The LSS with sampling at 2 and 4 h after dosing was selected as the most suitable strategy. Previously, we introduced a model-based TDM approach for rifampicin, just like INH a pillar within the TB treatment [28]. This approach also uses a LSS with sampling at 2 and 4 h after dosing, which means that the method described here and for rifampicin are compatible in clinical practice. In this study, we decided to develop a new PK model rather than evaluate existing models like we did for the model-based approach for rifampicin. This decision was based on the added value of a model built on a large and diverse dataset. A better LSS could potentially have been found using an optimal design experiment. However, by sticking to predefined sampling times, we were able to evaluate the proposed strategy using the existing time points in the dataset.

For unbiased predictions using the 2- and 4-h LSS, acetyl-INH concentration data were needed. If using this LSS without acetyl-INH PK data input, the performance of predicting the AUC24 will be lower. However, if acetyl-INH data are not available, it can be compensated for by adding a 6-h sampling time. Removing the mixture component and re-estimating the model parameters shows that not accounting for the polymorphic clearance of INH does not have a major impact on performance of the exposure prediction. After removing the mixture component, the variability caused by the polymorphic NAT2 clearance is described by an IIV more than two times the size before removing the mixture component. This increase in variability probably compensates for the lack of mixture model and prevents a significant drop in performance of the LSS.

While we present a sampling strategy using 2- and 4-h sampling times, deviation from these sampling times does not mean exposure prediction is not trustworthy anymore. The presented strategy should be seen as a flexible sampling strategy. Using sampling times that deviate from the LSS is one of the benefits of using a model-based approach. However, we did not evaluate the impact of deviating from the proposed sampling times as such sampling time deviations were not sufficiently present in the data because of the regulated nature of the included studies. It would have been possible to simulate deviating sampling times as input for the sampling strategies, but this was beyond the purpose of this study.

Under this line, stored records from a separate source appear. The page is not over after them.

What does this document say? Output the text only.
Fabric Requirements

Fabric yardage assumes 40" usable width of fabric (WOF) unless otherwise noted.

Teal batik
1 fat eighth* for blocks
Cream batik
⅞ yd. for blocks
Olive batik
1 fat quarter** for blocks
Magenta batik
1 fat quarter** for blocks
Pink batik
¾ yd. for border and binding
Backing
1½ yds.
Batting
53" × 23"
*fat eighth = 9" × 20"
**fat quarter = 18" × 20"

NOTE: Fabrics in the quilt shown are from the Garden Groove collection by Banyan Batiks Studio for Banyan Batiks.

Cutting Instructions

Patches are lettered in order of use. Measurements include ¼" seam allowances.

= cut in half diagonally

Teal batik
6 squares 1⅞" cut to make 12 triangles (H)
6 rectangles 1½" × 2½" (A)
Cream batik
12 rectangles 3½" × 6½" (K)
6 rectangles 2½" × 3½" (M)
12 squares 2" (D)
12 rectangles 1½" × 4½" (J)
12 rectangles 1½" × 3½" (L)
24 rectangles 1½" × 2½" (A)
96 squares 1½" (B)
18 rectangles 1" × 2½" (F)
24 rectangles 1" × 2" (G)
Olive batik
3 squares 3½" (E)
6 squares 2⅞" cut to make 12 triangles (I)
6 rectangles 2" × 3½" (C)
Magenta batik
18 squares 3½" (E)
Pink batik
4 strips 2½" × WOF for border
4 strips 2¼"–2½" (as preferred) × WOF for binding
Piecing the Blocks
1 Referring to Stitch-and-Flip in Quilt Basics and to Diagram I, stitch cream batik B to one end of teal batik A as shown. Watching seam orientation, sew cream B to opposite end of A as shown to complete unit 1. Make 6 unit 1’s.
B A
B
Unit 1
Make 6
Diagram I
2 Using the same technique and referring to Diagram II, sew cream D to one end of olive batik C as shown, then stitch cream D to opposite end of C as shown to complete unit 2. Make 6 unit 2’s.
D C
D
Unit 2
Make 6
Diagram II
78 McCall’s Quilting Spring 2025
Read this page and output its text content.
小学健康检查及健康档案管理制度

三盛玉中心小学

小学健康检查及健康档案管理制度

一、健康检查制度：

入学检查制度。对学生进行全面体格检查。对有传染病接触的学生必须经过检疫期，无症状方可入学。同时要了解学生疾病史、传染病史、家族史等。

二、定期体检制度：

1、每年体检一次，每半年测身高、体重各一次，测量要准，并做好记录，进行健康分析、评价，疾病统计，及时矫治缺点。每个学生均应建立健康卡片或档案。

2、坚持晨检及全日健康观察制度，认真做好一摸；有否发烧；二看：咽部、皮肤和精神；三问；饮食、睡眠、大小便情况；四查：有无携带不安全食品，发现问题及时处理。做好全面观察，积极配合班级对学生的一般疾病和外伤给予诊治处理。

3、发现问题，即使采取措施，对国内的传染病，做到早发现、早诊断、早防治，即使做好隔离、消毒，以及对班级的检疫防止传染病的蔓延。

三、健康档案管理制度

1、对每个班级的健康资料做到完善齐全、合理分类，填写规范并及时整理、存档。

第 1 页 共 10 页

We tested if the LSS was fit for purpose by assessing the performance of predicting the exposure of a future sampling occasion. We showed that the strategy is able to explain most of the variability in the pharmacokinetics by comparing its performance to that without sampling. The explained variability is determined by IIV as inter-occasion variability was not included in the model. By incorporating inter-occasion variability in the model, the performance of predicting a future occasion could be further improved [48]. Prospective evaluation of this method is needed to show how well it will perform in a real TDM setting.

The model-based TDM approach has advantages, but is also a complex methodology in terms of software usage and underlying theory [49]. For this reason, implementation of a model-based TDM approach in clinical practice should be combined with a user-friendly interface to improve the ease of use. Furthermore, the translation from the model-based results to clinical advice is crucial for successful implementation.

5 Conclusions

We developed a model-based LSS using INH and acetyl-INH data from sampling at 2 and 4 h after dosing to be used for individualized dosing in TDM practice. Alternatively, a 2-, 4-, and 6-h LSS can be used if only collecting PK data on INH and not on acetyl-INH. Prospective evaluation of this strategy will show how it performs in a clinical TDM setting.